Bernabe poses with the WR-1 prototype after his record-breaking dive
Ralf Tech watches are, as one might expect for a timepiece engineered to hold up 300 meters underwater, big, thick, and heavy. The cases of the two main Ralf Tech collections, the WRX Automatic and WRX Automatic Chrono, are made of 316L surgical steel (Night Explorer models have black PVD coating and Sunset Explorers have rose-gold PVD coating) and are 47.5 mm in diameter. Their curved sapphire crystals are 5.9 mm thick, with nonreflective treatment. The watches all have unidirectional rotating bezels and screw-down crowns and casebacks. Each watch comes with two interchangeable straps color- coordinated with the dial, one in alligator leather, the other in silicone. Hughye himself chooses the leather for the straps from a tannery.
The Automatic uses an ETA 2824-2 as its base, and its dial features the brand’s stylized water-droplet-shaped date window at 3 o’clock.
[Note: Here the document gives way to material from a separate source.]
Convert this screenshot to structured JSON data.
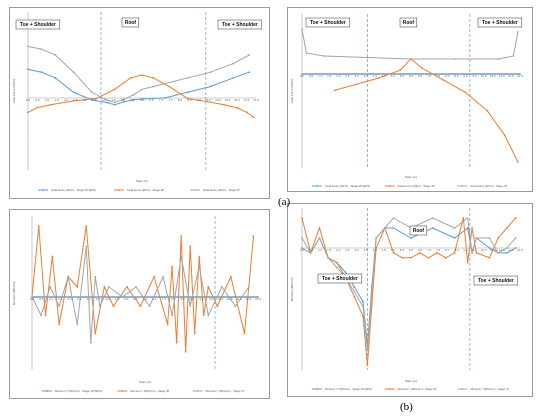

The Chrono’s movement is based on an ETA 7750, with day and date in a window at 3 o’clock, 30-minute counter at 12 o’clock, 12-hour counter at 6 o’clock, and running seconds at 9 o’clock. Each model is a numbered, limited edition of 250 pieces. Automatics cost $2,450 and Chronographs are $3,950. Ralf Tech’s production is about 2,250 watches per year, a level Hughye plans to maintain going forward.
If it was a long and winding road that led Frank Hughye to the watch business, it is one he intends to follow for a while; after all, it took a while to get there. “I believe that in one life, you get several lives,” he says, “several chapters that make up the whole story.” Just don’t ask him any more about the brand name : that chapter is closed.